• The Future of Cities Forum is an annual forum that seeks innovative solution to transform cities into more livable and sustainable spaces. • The Kampala chapter of the forum is the first ever in an African city, with the previous three having taken place in 2011 in Delhi, India, Burji Arab Dubai in 2012 and Hamburg, Germany in 2013.
By Julius Barigaba | East AFRICAN
With more people increasingly moving into cities in search of employment opportunities and to escape the deepening poverty levels in rural areas, challenges of unprecedented rapid urbanisation have emerged, leaving city planners and leaders fumbling for answers.
According to the United Nation’s 2014 World Urbanisation Prospects, 54 per cent of the world’s population lives in urban areas, and over the next few years, much of the urban growth will take place in countries of the developing world, particularly Africa, which today has the highest rate of urban population growth, at 4.0 per cent per year.
However, this growth comes with more problems than governments can solve—housing, infrastructure, transportation, energy, employment, and basic services like education and healthcare—heaping challenges on the already stretched urban authorities.
Closer to home, East African cities are fast running out of space for expansion, and air pollution, traffic congestion and public transport failures have increased; it is such headaches that the forthcoming Future of Cities Forum (FCF) in Kampala from October 1-3 2014 will be looking to solve.

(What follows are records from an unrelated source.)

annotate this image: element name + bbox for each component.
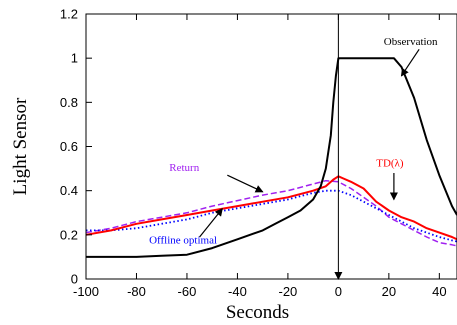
y-tick-label: 1	[71, 51, 78, 66]
series-line-2	[85, 179, 457, 247]
return-annotation: Return	[169, 162, 199, 174]
x-tick-label: -100	[73, 284, 99, 299]
y-tick-label: 0.2	[60, 227, 78, 242]
series-line-1	[85, 175, 457, 241]
annotation-arrow	[400, 49, 420, 77]
x-tick-label: 0	[335, 284, 342, 299]
axes-layer: -100 -80 -60 -40 -20 0 20 40 0 0.2 0.4 0.6 0.8 1 1.2	[60, 7, 457, 299]
x-tick-label: -80	[127, 284, 146, 299]
y-tick-label: 0	[71, 272, 78, 287]
y-tick-label: 0.8	[60, 95, 78, 110]
annotation-layer: Observation TD(λ) Return Offline optimal	[149, 36, 438, 247]
annotation-arrow	[199, 207, 223, 238]
y-tick-label: 1.2	[60, 7, 78, 22]
series-line-3	[86, 189, 457, 243]
y-tick-label: 0.4	[60, 183, 78, 198]
y-tick-label: 0.6	[60, 139, 78, 154]
offline-optimal-annotation: Offline optimal	[149, 235, 217, 247]
observation-annotation: Observation	[384, 36, 438, 48]
annotation-arrow	[227, 174, 264, 193]
series-line-0	[86, 57, 457, 258]
x-tick-label: -40	[228, 284, 247, 299]
x-tick-label: -60	[178, 284, 197, 299]
td-lambda-annotation: TD(λ)	[376, 157, 404, 169]
y-axis-title: Light Sensor	[10, 97, 31, 195]
x-tick-label: 40	[432, 284, 446, 299]
plot-frame	[85, 13, 457, 280]
x-tick-label: 20	[382, 284, 396, 299]
x-tick-label: -20	[279, 284, 298, 299]
series-layer	[85, 57, 457, 258]
x-axis-title: Seconds	[226, 302, 289, 323]
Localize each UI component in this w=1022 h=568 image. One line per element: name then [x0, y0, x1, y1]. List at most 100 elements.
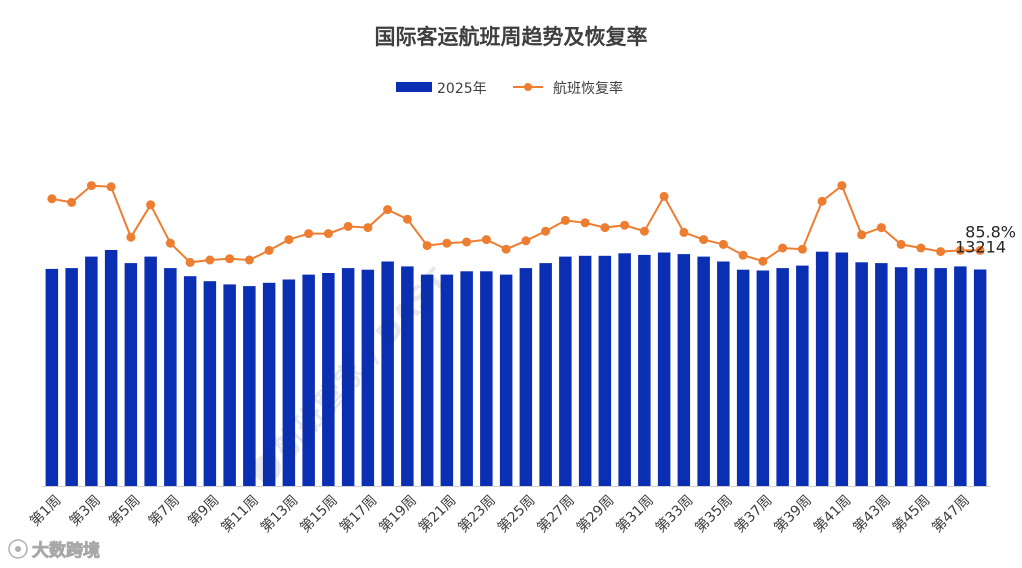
line-point-34 [699, 235, 709, 245]
line-point-32 [659, 191, 669, 201]
x-tick-label: 第11周 [218, 492, 262, 536]
bar-47 [954, 266, 967, 486]
line-point-16 [343, 221, 353, 231]
line-point-3 [86, 181, 96, 191]
bar-15 [322, 273, 335, 486]
line-point-38 [778, 243, 788, 253]
x-tick-label: 第21周 [415, 492, 459, 536]
x-tick-label: 第5周 [105, 492, 143, 530]
x-tick-label: 第43周 [850, 492, 894, 536]
bar-35 [717, 261, 730, 486]
bar-36 [736, 269, 750, 486]
bar-3 [85, 256, 98, 486]
bar-28 [578, 255, 592, 486]
line-point-40 [817, 196, 827, 206]
bar-18 [381, 261, 394, 486]
bar-26 [539, 263, 552, 486]
bar-34 [697, 256, 710, 486]
line-point-36 [738, 250, 748, 260]
bar-43 [875, 263, 888, 486]
line-point-37 [758, 256, 768, 266]
legend-label-bars: 2025年 [437, 81, 487, 97]
line-point-5 [126, 232, 136, 242]
bar-30 [618, 253, 631, 486]
bar-14 [302, 274, 315, 486]
bar-31 [638, 254, 651, 486]
data-labels: 85.8%13214 [955, 222, 1016, 256]
bar-37 [756, 270, 770, 486]
line-point-45 [916, 243, 926, 253]
line-point-20 [422, 241, 432, 251]
x-tick-labels: 第1周 第3周 第5周 第7周 第9周第11周第13周第15周第17周第19周第21周第… [26, 492, 973, 536]
bar-5 [124, 263, 138, 486]
bar-4 [104, 250, 118, 486]
bar-32 [657, 252, 671, 486]
bar-9 [203, 281, 217, 486]
recovery-rate-line [51, 183, 981, 264]
line-point-10 [225, 254, 235, 264]
line-point-39 [797, 244, 807, 254]
line-point-30 [620, 220, 630, 230]
bar-39 [796, 265, 809, 486]
bar-29 [598, 255, 612, 486]
x-tick-label: 第3周 [66, 492, 104, 530]
line-point-9 [205, 255, 215, 265]
line-point-8 [185, 257, 195, 267]
line-point-48 [975, 245, 985, 255]
bar-16 [341, 268, 355, 486]
line-point-22 [462, 237, 472, 247]
line-point-33 [679, 227, 689, 237]
brand-mark: 大数跨境 [8, 539, 100, 561]
bar-10 [223, 284, 236, 486]
x-tick-label: 第29周 [573, 492, 617, 536]
line-point-17 [363, 223, 373, 233]
bar-last-value-label: 13214 [955, 238, 1006, 257]
line-point-26 [541, 226, 551, 236]
x-tick-label: 第7周 [145, 492, 183, 530]
bar-8 [183, 276, 197, 486]
chart-title: 国际客运航班周趋势及恢复率 [375, 25, 648, 49]
legend-swatch-bars [396, 82, 432, 92]
line-series [47, 181, 985, 267]
x-tick-label: 第33周 [652, 492, 696, 536]
line-point-19 [402, 214, 412, 224]
bar-1 [45, 268, 59, 486]
bar-42 [855, 262, 868, 486]
bar-22 [460, 271, 473, 486]
bar-13 [282, 279, 296, 486]
line-point-21 [442, 238, 452, 248]
line-point-14 [304, 229, 314, 239]
line-point-12 [264, 245, 274, 255]
line-point-4 [106, 182, 116, 192]
line-point-25 [521, 236, 531, 246]
line-point-41 [837, 181, 847, 191]
x-tick-label: 第31周 [613, 492, 657, 536]
bar-41 [835, 252, 849, 486]
line-point-42 [857, 230, 867, 240]
bar-11 [243, 286, 256, 486]
x-tick-label: 第15周 [297, 492, 341, 536]
bar-48 [973, 269, 987, 486]
legend: 2025年 航班恢复率 [396, 80, 623, 97]
x-tick-label: 第37周 [731, 492, 775, 536]
watermark-logo-icon [252, 454, 281, 483]
x-tick-label: 第45周 [889, 492, 933, 536]
bar-24 [499, 274, 513, 486]
line-point-28 [580, 218, 590, 228]
brand-text: 大数跨境 [32, 540, 100, 561]
bar-20 [420, 274, 434, 486]
line-point-27 [560, 215, 570, 225]
line-point-13 [284, 235, 294, 245]
line-point-47 [955, 245, 965, 255]
bar-38 [776, 268, 789, 486]
line-point-18 [383, 205, 393, 215]
x-tick-label: 第19周 [376, 492, 420, 536]
bar-44 [894, 267, 908, 486]
line-point-6 [146, 200, 156, 210]
x-tick-label: 第47周 [929, 492, 973, 536]
x-tick-label: 第1周 [26, 492, 64, 530]
bar-21 [440, 274, 454, 486]
bar-17 [361, 269, 375, 486]
line-point-35 [718, 239, 728, 249]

The FCF is an annual forum that seeks innovative solution to transform cities into more livable and sustainable spaces.
The Kampala chapter of the forum is the first ever in an African city, with the previous three having taken place in 2011 in Delhi, India, Burji Arab Dubai in 2012 and Hamburg, Germany in 2013.

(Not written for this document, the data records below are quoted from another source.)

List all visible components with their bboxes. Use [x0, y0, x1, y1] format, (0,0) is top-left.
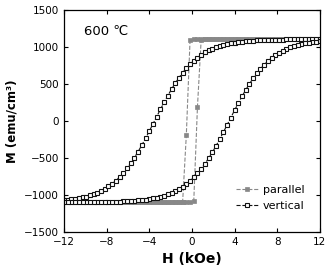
parallel	[281, 38, 285, 41]
Text: 600 ℃: 600 ℃	[84, 25, 129, 38]
parallel	[121, 201, 125, 204]
parallel	[318, 38, 322, 41]
vertical	[62, 199, 66, 202]
X-axis label: H (kOe): H (kOe)	[162, 252, 222, 267]
parallel	[203, 38, 207, 41]
vertical	[277, 38, 281, 41]
vertical	[121, 171, 125, 174]
vertical	[140, 143, 144, 147]
Line: parallel: parallel	[62, 37, 322, 205]
Legend: parallel, vertical: parallel, vertical	[232, 181, 309, 215]
vertical	[203, 51, 207, 54]
parallel	[285, 38, 289, 41]
parallel	[62, 201, 66, 204]
vertical	[281, 38, 285, 41]
parallel	[140, 201, 144, 204]
vertical	[129, 162, 133, 165]
Y-axis label: M (emu/cm³): M (emu/cm³)	[6, 79, 19, 163]
parallel	[210, 38, 214, 41]
vertical	[318, 38, 322, 41]
parallel	[95, 201, 99, 204]
Line: vertical: vertical	[61, 37, 322, 203]
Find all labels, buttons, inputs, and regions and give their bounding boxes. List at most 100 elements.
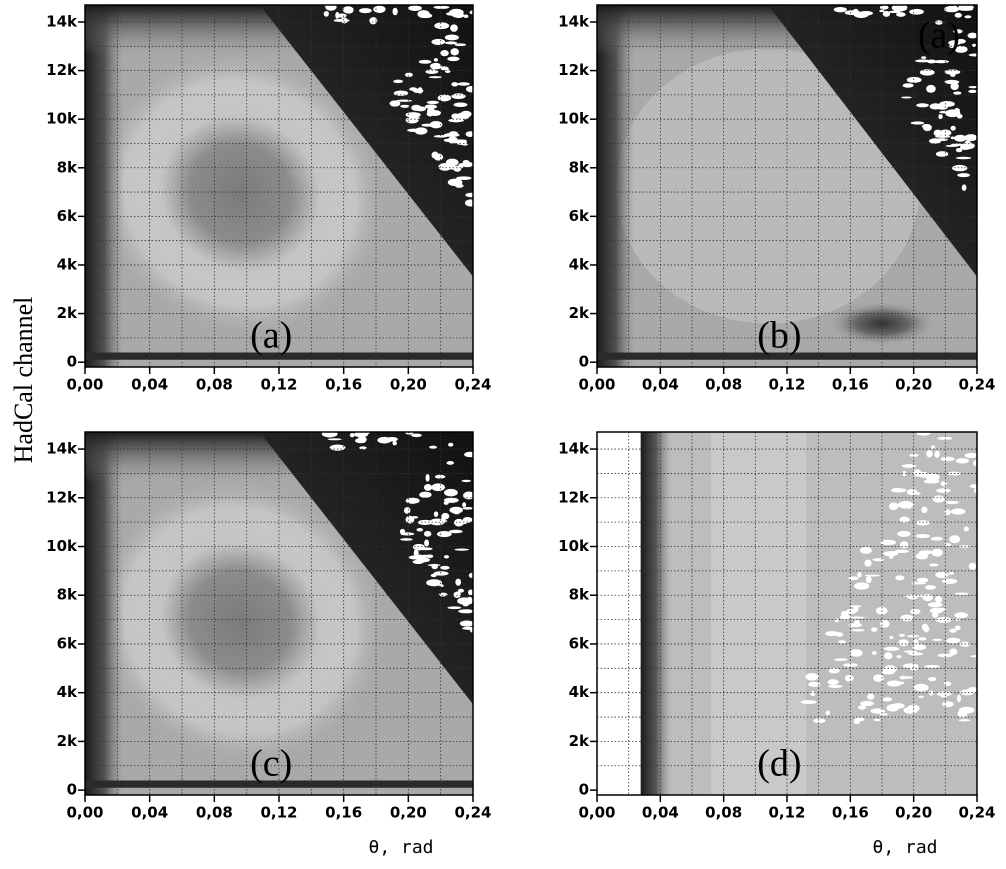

Some 150 mayors, city planners, urban development experts, scientists, donors, private sector representatives and civil society leaders from the world’s cities will converge in the Ugandan capital to discuss key political and service delivery challenges for future urban development, not only on a global scale, but also for the East African region.
Building partnerships
Minister for Kampala Frank Tumwebaze says this is a time for the country gives Uganda an opportunity for Uganda to shelve the tetchy politics of the capital city, which is an opposition stronghold, and focus on building partnerships that have enabled other cities transform, turning politics into better service delivery.
“We want you to know that what Kampala Capital City Authority is striving to do is not just to be a broom of its own, but is pursuing benchmarks globally required of any emerging city…In Kampala, we have tonnes of garbage, which is a burden not only to the environment but also habitats of Kampala and we want to see how it can be turned into something useful,” Mr Tumwebaze told journalists in Kampala last week.

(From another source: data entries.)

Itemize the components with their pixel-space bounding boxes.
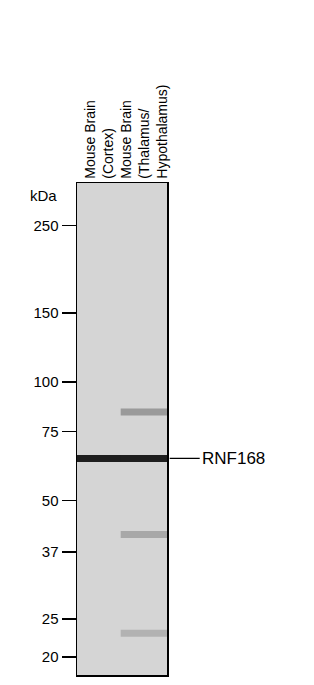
svg-text:75: 75 <box>42 423 59 440</box>
svg-text:Mouse Brain(Cortex): Mouse Brain(Cortex) <box>82 100 116 179</box>
svg-text:37: 37 <box>42 543 59 560</box>
svg-text:RNF168: RNF168 <box>202 449 265 468</box>
svg-text:50: 50 <box>42 492 59 509</box>
svg-text:25: 25 <box>42 610 59 627</box>
svg-text:100: 100 <box>33 373 58 390</box>
svg-text:kDa: kDa <box>30 187 57 204</box>
svg-text:Mouse Brain(Thalamus/Hypothala: Mouse Brain(Thalamus/Hypothalamus) <box>118 85 170 179</box>
svg-text:20: 20 <box>42 648 59 665</box>
svg-text:150: 150 <box>33 304 58 321</box>
svg-text:250: 250 <box>33 217 58 234</box>
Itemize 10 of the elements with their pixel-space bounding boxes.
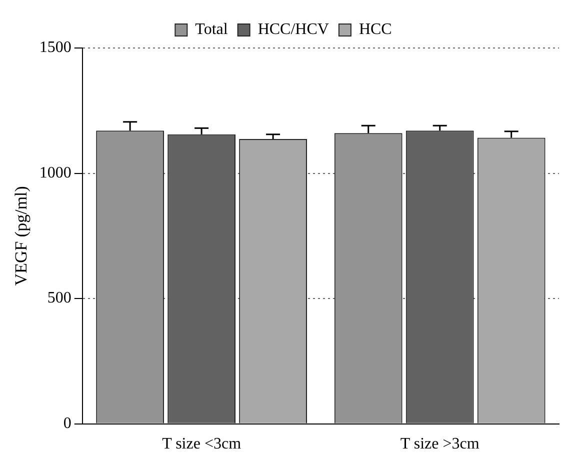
- y-tick-label: 1500: [39, 39, 72, 56]
- y-axis-title: VEGF (pg/ml): [12, 186, 31, 286]
- legend-label: HCC: [358, 21, 392, 38]
- x-tick-label: T size <3cm: [162, 436, 242, 453]
- y-tick-label: 1000: [39, 164, 72, 182]
- y-tick-label: 0: [63, 415, 72, 432]
- legend-label: Total: [195, 21, 228, 38]
- y-tick-label: 500: [47, 290, 72, 307]
- legend-label: HCC/HCV: [258, 21, 330, 38]
- x-tick-label: T size >3cm: [400, 436, 480, 453]
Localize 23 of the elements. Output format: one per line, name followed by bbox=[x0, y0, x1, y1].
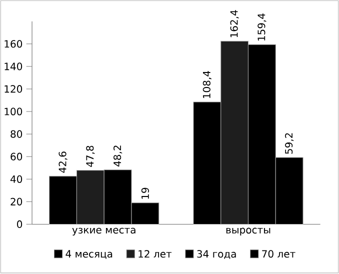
data-label: 48,2 bbox=[114, 146, 122, 167]
y-tick-label: 140 bbox=[4, 62, 22, 70]
data-label: 59,2 bbox=[285, 133, 294, 154]
legend-label: 70 лет bbox=[262, 250, 296, 258]
data-label: 19 bbox=[141, 188, 149, 199]
data-label: 162,4 bbox=[230, 10, 239, 38]
legend-label: 12 лет bbox=[138, 250, 172, 258]
x-tick-label: узкие места bbox=[72, 228, 136, 236]
x-tick-label: выросты bbox=[226, 228, 270, 236]
data-label: 47,8 bbox=[86, 146, 95, 168]
legend-label: 4 месяца bbox=[66, 250, 112, 260]
y-tick-label: 0 bbox=[17, 220, 22, 228]
y-tick-label: 80 bbox=[10, 130, 22, 138]
data-label: 42,6 bbox=[58, 152, 68, 173]
data-label: 108,4 bbox=[202, 71, 212, 98]
data-label: 159,4 bbox=[258, 14, 266, 41]
y-tick-label: 160 bbox=[4, 40, 22, 48]
legend-label: 34 года bbox=[197, 250, 236, 260]
y-tick-label: 20 bbox=[10, 198, 22, 206]
y-tick-label: 100 bbox=[4, 108, 22, 116]
y-tick-label: 40 bbox=[10, 176, 22, 184]
y-tick-label: 120 bbox=[4, 85, 22, 93]
y-tick-label: 60 bbox=[10, 153, 22, 161]
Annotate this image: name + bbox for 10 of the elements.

Yet, even as the minister calls for leaders to ditch their political differences, questions remain as to how the city, whose Mayor Erias Lukwago has been rendered dysfunctional for more than a year following impeachment last year by his council.
The impeachment process however was marred by violence and mischief as supporters of the mayor cited illegality of the special session that Mr Tumwebaze called and chaired. The session sat to pass a vote of no confidence in Mr. Lukwago, even as a court order had been issued to halt the process.
Mr. Lukwago went to court to challenge the “illegality”, and momentarily overturned his impeachment, but could not access his chambers which were sealed off by security forces.
Days later, the court of appeal overturned the decision of the lower court that had ruled in the mayor’s favour.
As the court battles go on, Kampala city has no political head, although its technical arm is fully functional.
Yet the city needs a fully functioning political wing to generate policy for the technical arm to execute its mandate to provide water and sanitation, services, address the infrastructure needs and social services for the city’s growing population.